HBase TTL Inter-Column Rules

HBase TTL Inter-Column Rules

Assume HBase table with rowkey, CF_1, CF_2

CF_1 includes a determined number of "key columns"

CF_2 includes a variable number of "assignment columns"

TTL rules are set on all, on-write.

Requirement is to expire CF_1 only when all columns in CF_2 expired. They are set to expire at different times.

Is there an HBase features allows to implement this requirement in real-time like a rule-based trigger? I am not looking for a script to do it.

4 REPLIES 4

Re: HBase TTL Inter-Column Rules

You might be able to implement this with a custom coprocessor, but it would likely be very challenging to get correct.

I'd probably recommend a nightly job to prune the results from your table and add some application logic to ignore such records (until your job runs again).

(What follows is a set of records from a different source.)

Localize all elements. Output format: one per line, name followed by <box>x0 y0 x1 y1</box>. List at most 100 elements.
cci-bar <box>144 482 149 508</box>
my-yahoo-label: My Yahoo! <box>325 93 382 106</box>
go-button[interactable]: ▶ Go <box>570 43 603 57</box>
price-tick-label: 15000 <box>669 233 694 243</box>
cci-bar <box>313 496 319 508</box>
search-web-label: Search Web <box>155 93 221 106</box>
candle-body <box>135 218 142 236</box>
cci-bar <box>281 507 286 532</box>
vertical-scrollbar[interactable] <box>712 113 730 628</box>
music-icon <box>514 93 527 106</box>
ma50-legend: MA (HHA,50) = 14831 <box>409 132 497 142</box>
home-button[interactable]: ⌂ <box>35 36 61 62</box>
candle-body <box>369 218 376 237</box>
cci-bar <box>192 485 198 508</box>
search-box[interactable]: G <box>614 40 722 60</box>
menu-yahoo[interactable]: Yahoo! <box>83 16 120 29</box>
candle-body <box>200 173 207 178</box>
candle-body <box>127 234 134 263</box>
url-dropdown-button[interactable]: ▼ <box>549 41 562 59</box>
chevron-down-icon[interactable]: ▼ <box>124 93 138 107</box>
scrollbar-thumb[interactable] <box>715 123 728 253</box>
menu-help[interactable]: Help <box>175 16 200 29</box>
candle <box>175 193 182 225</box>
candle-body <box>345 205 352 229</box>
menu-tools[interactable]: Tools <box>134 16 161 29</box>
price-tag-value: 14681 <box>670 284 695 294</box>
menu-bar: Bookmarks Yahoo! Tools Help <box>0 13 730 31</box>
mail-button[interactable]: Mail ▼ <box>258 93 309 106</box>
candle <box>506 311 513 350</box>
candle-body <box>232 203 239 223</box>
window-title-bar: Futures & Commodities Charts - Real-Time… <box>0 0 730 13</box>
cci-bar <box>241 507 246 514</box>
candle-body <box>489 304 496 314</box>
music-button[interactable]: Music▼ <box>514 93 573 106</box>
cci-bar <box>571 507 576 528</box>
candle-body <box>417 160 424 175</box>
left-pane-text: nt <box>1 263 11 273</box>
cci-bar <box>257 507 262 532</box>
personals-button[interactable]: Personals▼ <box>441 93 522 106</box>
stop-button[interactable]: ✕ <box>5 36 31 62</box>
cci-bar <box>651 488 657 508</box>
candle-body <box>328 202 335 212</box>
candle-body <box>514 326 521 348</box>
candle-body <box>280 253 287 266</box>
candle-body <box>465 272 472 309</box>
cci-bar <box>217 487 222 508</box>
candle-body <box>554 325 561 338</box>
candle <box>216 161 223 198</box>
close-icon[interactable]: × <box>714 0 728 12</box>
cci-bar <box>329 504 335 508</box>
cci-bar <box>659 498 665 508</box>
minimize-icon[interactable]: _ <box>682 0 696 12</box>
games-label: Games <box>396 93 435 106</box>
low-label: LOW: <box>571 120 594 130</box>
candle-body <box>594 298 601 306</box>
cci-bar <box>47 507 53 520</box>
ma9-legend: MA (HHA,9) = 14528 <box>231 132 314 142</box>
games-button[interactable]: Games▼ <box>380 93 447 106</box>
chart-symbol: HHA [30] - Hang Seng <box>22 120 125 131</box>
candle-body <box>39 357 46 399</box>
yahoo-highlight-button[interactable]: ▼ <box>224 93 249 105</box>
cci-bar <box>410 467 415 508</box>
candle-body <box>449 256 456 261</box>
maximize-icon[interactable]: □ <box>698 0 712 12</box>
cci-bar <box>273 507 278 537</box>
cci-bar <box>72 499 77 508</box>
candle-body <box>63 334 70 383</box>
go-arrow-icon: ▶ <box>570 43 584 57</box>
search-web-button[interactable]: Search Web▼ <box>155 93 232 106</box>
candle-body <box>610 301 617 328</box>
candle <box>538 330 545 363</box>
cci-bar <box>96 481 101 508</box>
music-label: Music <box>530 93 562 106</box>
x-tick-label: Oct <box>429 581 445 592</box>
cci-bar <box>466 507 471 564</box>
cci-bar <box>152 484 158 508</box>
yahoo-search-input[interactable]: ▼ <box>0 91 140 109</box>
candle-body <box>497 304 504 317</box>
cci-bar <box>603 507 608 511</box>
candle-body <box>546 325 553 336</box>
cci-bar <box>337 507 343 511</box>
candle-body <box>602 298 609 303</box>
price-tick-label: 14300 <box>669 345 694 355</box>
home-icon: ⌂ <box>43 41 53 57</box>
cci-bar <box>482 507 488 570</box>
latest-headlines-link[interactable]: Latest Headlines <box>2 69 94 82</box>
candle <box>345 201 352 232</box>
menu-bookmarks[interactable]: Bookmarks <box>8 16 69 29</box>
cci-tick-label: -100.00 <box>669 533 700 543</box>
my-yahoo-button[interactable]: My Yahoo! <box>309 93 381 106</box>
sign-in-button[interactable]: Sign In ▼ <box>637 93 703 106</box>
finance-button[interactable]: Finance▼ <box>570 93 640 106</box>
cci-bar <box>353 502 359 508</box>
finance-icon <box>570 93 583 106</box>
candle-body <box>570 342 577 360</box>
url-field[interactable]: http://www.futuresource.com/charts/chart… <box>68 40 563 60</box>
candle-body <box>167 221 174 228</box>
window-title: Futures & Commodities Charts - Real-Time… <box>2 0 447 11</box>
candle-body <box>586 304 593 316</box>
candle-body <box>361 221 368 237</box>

Re: HBase TTL Inter-Column Rules

@Josh Elser

Assuming we choose the coprocessor path, would you be concerned with performance impact, other than functionality?

Highlighted

Re: HBase TTL Inter-Column Rules

Guru

Most of the HBase features are cell-oriented rather than row-oriented unlike RDBMSs. For example the TTL is decided based on each individual cell, rather than a given row. Compactions (which is how HBase expires data) will also work for column families separately. They will never see the whole data for a given row.

However, you can still implement what you want with some amount of code. As Josh suggests, you can actually implement a Filter that will only return rows that match your TTL criteria. Then you can issue deletes for those rows periodically.

Re: HBase TTL Inter-Column Rules

Thanks, @Enis and @Josh Elser. I think that a combination of what you suggested can work:

1. Implement a filter that will return rows that match TTL criteria

2. Daily job that will set the TTL to match the criteria for the "logical" row to expire at the compaction time which will be forced to happen at off-peak hours.